Pierre Serven : C'est une surprise parce qu'évidemment aucune information ne pouvait filtrer sur le fait que les Américains étaient en train de préparer quelque chose contre le nouveau chef d'Al-Qaïda. Mais en même temps ce n'est pas une surprise, dans le sens où on sait que les Américains ne lâchent pas et que quand ils ont ciblé un certain nombre de chefs terroristes qui ont commis des crimes épouvantables aux États-Unis, ils peuvent mettre dix ans - c'est ce qui s'est passé pour Ben Laden - ou 20 ans comme pour celui-ci, voire 30 ans si éventuellement il y a d'autres cibles. Donc j'étais surpris sur le moment, mais pas surpris sur le fond par rapport à l'attitude américaine.
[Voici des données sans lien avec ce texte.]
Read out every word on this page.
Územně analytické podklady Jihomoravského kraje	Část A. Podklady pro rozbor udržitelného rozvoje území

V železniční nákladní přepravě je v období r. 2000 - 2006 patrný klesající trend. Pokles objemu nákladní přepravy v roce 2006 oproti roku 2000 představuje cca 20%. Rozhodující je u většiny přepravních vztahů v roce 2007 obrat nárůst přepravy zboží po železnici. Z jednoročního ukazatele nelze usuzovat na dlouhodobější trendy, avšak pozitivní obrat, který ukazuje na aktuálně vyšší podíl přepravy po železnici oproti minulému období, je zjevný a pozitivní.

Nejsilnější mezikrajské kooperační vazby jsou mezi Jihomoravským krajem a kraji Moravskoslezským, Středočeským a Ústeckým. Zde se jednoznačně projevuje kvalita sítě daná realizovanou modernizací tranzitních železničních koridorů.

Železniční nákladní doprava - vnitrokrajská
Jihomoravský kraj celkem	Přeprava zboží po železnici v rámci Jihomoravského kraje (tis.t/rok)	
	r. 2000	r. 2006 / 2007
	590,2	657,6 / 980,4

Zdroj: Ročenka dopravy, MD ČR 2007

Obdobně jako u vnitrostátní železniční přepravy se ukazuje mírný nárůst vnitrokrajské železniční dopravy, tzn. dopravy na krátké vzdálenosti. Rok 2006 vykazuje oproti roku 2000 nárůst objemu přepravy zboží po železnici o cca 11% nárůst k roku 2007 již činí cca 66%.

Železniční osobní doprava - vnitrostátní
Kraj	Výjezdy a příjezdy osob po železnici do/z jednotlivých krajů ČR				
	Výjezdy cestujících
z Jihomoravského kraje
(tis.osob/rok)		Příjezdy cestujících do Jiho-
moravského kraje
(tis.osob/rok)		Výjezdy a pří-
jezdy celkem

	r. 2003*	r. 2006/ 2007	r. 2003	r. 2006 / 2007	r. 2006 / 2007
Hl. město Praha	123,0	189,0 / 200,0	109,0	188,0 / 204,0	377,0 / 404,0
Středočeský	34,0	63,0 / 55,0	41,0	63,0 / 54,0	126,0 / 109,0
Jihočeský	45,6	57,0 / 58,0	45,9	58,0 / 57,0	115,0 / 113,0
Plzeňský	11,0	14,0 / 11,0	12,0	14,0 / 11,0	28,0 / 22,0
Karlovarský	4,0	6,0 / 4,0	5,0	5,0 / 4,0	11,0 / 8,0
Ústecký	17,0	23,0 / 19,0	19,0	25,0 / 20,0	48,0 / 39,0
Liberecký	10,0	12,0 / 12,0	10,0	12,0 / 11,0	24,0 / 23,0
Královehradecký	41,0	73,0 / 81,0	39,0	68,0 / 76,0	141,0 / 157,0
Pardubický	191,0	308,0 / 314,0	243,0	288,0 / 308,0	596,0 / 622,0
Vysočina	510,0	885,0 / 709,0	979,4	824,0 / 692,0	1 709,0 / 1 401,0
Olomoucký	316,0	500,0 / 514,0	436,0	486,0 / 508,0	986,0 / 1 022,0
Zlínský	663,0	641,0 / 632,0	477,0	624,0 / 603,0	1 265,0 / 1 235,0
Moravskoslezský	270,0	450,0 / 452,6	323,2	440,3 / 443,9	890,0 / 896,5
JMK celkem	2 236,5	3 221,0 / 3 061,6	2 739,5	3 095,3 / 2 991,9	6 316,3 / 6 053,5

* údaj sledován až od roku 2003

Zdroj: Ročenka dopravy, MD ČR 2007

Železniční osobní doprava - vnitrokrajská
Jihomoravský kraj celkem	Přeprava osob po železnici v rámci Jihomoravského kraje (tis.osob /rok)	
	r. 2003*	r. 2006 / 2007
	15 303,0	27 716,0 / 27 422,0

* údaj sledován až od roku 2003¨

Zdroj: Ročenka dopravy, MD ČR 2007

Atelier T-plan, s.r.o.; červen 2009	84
Que sait-on de cette opération ?
Pour l'instant peu de choses. Ce qu'il faut savoir c'est qu'avant ce type d'opérations, vous avez toute une filière de renseignement qui est mise en œuvre, qui passe aussi bien par des observations de satellites, des observations de drones, des systèmes d'écoute et, surtout, ce qui est très important, mais là-dessus on n'en saura rien avant très longtemps, du renseignement humain qui permet de tracer le parcours, les habitudes, les lieux où se trouve la cible. Là, en l'occurrence, comme c'est assez classique, il semblerait que la CIA ait d'abord identifié la famille de l'Égyptien avant de remonter jusqu'à Ayman al-Zawahiri. Après, la CIA propose au président américain plusieurs options militaires en évaluant les risques, notamment les risques de pertes collatérales et de dégâts collatéraux et c'est le président qui tranche.
Cela veut-il dire que c'est une préparation de plusieurs semaines, de plusieurs mois ?
Voire de plusieurs années. Je pense que les Américains ne se sont pas du tout démobilisés sur cette cible et sur d'autres. Il y a deux ans, le numéro deux d'Al-Qaïda, Abdullah Ahmed Abdullah, avait été tué à Téhéran par une opération sans doute conduite par les Israéliens mais commanditée par Washington. Ce sont des opérations qui peuvent demander des mois, des années de renseignement. Ça a été le cas aussi pour les Français. Ils ont mis hors de combat ou tué au combat Abdelmalek Droukdel qui était l'émir d'Al-Qaïda au Maghreb islamique (Aqmi).
C'était en juin 2020 et bien avant d'arriver à cette élimination de ce chef majeur d'Al-Qaïda, il y a eu des mois de renseignement, d'écoute, de traçage de l'environnement de ce personnage pour recueillir ce que les militaires appellent le renseignement à fin d'action, c'est-à-dire la fine pointe du renseignement qui permet de passer à l'action, après feu vert évidemment, des chefs des armées ou des commandants en chef.